Published 12 April 2004

Bad Influence
William Sutcliffe Hamish Hamilton, 163pp, £10
ISBN 0241141400

William Sutcliffe's latest novel shows how easily innocence can be corrupted by external forces. Like Mark Haddon, in his own prizewinning Curious Incident of the Dog in the Night-time, Sutcliffe simply and realistically records the confusions of a troubled world of childhood.

Ben is a bright, gregarious lad living in a north London suburb with his parents and two elder siblings. The most important things in his life are Olly, his ginger-haired best friend, and winding up his brother, Donny. In his head Ben creates a hierarchical system of his friends and enemies, and carefully calculates every incident or conversation so that he will emerge victorious, either by sneaking into Donny's bedroom or by winning an argument with his parents. Like Haddon, Sutcliffe illustrates Ben's childish thoughts and obsessions with crude sketches, graphs and Venn diagrams representing his brother's malodorous room, or his sister's relationship with her best friend.

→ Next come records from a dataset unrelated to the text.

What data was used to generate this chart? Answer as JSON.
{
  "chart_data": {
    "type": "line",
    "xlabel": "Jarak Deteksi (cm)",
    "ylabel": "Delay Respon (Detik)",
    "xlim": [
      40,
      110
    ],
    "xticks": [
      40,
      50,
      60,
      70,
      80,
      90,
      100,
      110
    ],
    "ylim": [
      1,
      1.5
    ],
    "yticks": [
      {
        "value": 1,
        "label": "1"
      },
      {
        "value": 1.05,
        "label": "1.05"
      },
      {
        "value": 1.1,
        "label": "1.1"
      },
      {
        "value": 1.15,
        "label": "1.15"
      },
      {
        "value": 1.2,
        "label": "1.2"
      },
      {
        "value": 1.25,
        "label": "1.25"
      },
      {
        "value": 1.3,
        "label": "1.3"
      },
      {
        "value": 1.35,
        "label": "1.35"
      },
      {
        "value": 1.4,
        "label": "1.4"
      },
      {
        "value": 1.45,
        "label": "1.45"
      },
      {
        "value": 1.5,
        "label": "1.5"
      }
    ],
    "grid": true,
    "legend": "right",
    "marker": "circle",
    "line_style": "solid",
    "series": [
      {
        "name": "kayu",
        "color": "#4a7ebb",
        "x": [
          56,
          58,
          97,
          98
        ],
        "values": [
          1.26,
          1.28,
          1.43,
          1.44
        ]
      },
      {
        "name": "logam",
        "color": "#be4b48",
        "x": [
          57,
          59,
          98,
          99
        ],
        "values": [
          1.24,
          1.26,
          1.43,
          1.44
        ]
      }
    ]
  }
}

The bad influence comes in the form of Carl, a slightly older boy whom Ben encounters bouncing a ball as high as he can in the street. It is clear that Carl is a troubled child when he starts messing around with a chainsaw in Ben's back garden. After he waves it around in front of Ben's father's face, it is obvious that hanging out with Carl will lead to nothing but trouble. For Ben, this incident reverses the balance of power: despite all his dad's assured control, there is not much even he can do against a boy with a chainsaw.

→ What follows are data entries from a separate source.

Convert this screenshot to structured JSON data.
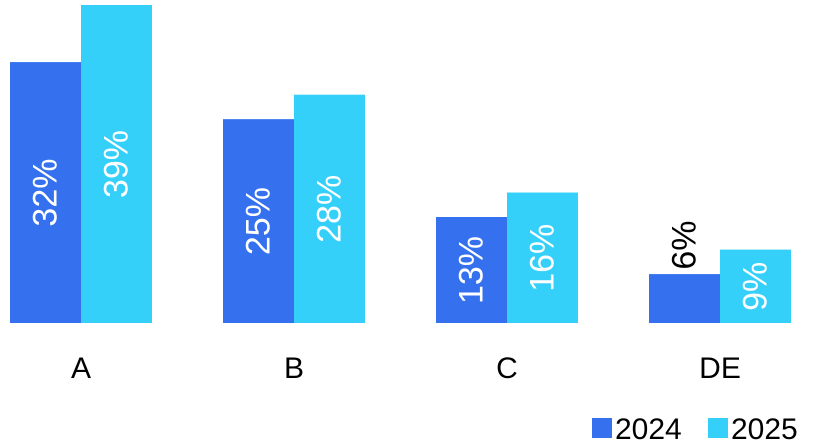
{
  "chart_data": {
    "type": "bar",
    "categories": [
      "A",
      "B",
      "C",
      "DE"
    ],
    "series": [
      {
        "name": "2024",
        "values": [
          32,
          25,
          13,
          6
        ],
        "labels": [
          "32%",
          "25%",
          "13%",
          "6%"
        ],
        "color": "#3571ee"
      },
      {
        "name": "2025",
        "values": [
          39,
          28,
          16,
          9
        ],
        "labels": [
          "39%",
          "28%",
          "16%",
          "9%"
        ],
        "color": "#34d0fa"
      }
    ],
    "title": "",
    "xlabel": "",
    "ylabel": "",
    "ylim": [
      0,
      39
    ],
    "value_unit": "%",
    "grid": false,
    "legend_position": "bottom-right"
  }
}
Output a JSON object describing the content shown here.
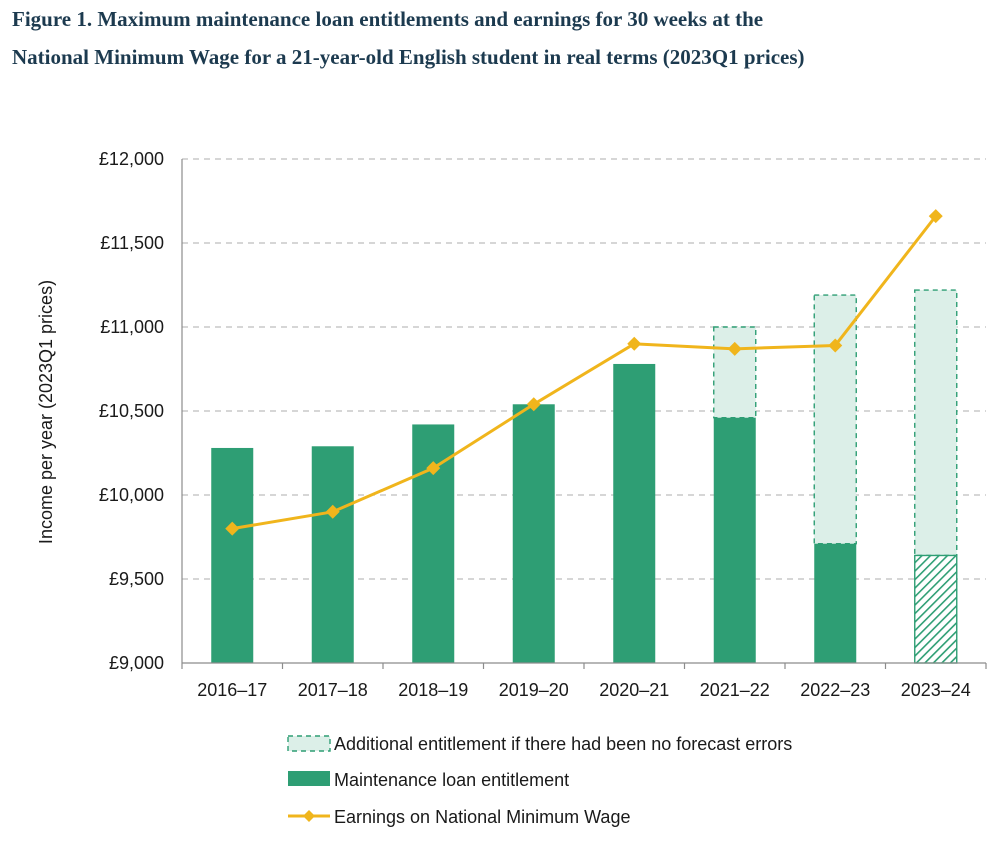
{
  "header": {
    "title_line1": "Figure 1. Maximum maintenance loan entitlements and earnings for 30 weeks at the",
    "title_line2": "National Minimum Wage for a 21-year-old English student in real terms (2023Q1 prices)"
  },
  "colors": {
    "loan": "#2e9e74",
    "additional_fill": "#dcefe8",
    "additional_border": "#2e9e74",
    "earnings": "#f0b51c",
    "grid": "#bdbdbd"
  },
  "chart_data": {
    "type": "bar",
    "title": "Figure 1. Maximum maintenance loan entitlements and earnings for 30 weeks at the National Minimum Wage for a 21-year-old English student in real terms (2023Q1 prices)",
    "xlabel": "",
    "ylabel": "Income per year (2023Q1 prices)",
    "ylim": [
      9000,
      12000
    ],
    "yticks": [
      9000,
      9500,
      10000,
      10500,
      11000,
      11500,
      12000
    ],
    "ytick_labels": [
      "£9,000",
      "£9,500",
      "£10,000",
      "£10,500",
      "£11,000",
      "£11,500",
      "£12,000"
    ],
    "grid": "horizontal dashed",
    "legend_position": "bottom",
    "categories": [
      "2016–17",
      "2017–18",
      "2018–19",
      "2019–20",
      "2020–21",
      "2021–22",
      "2022–23",
      "2023–24"
    ],
    "series": [
      {
        "name": "Maintenance loan entitlement",
        "kind": "bar",
        "values": [
          10280,
          10290,
          10420,
          10540,
          10780,
          10460,
          9710,
          9640
        ],
        "hatched_last": true
      },
      {
        "name": "Additional entitlement if there had been no forecast errors",
        "kind": "stacked-bar-dashed",
        "values": [
          0,
          0,
          0,
          0,
          0,
          540,
          1480,
          1580
        ]
      },
      {
        "name": "Earnings on National Minimum Wage",
        "kind": "line",
        "values": [
          9800,
          9900,
          10160,
          10540,
          10900,
          10870,
          10890,
          11660
        ]
      }
    ]
  }
}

Carl's malign influence on Ben's world spreads like a virus to his sister and, most threateningly, to Olly. Sutcliffe portrays Carl with increasing menace. A dysfunctional child from a broken home, he is the personification of all that Ben's parents fear. He is the sort of kid who will ride down the steepest hill in the park and not care about falling off, or steal from a sweet shop just for something to do.

His effect on Ben is like a drug: "I know he's bad, but I want to be with him." The attraction lies in the possibility of the unexpected: "With him around, things happen. New things." Carl drags Ben and Olly towards what they like to think is grown-up behaviour.

Ben tags along on bike trips to Wemb-ley, plays violent games with a deck of cards and even skips school. Sutcliffe relates these scenes with comic precision, describing Ben's inner conflict with rare understanding. Poor Ben wants to save his best friend from this "nutcase" - but, most importantly, he has to stay popular at the same time.

At once innocent and intelligent, Ben makes a sympathetic narrator. Unlike so many novels told from a child's perspective, Sutcliffe spares us from tiresome fantasies or maudlin confessions. His skill lies in his ability to invest everyday situations with excitement and adventure. He allows readers to become young again, and reminds us just how difficult and perplexing life can be when you are ten.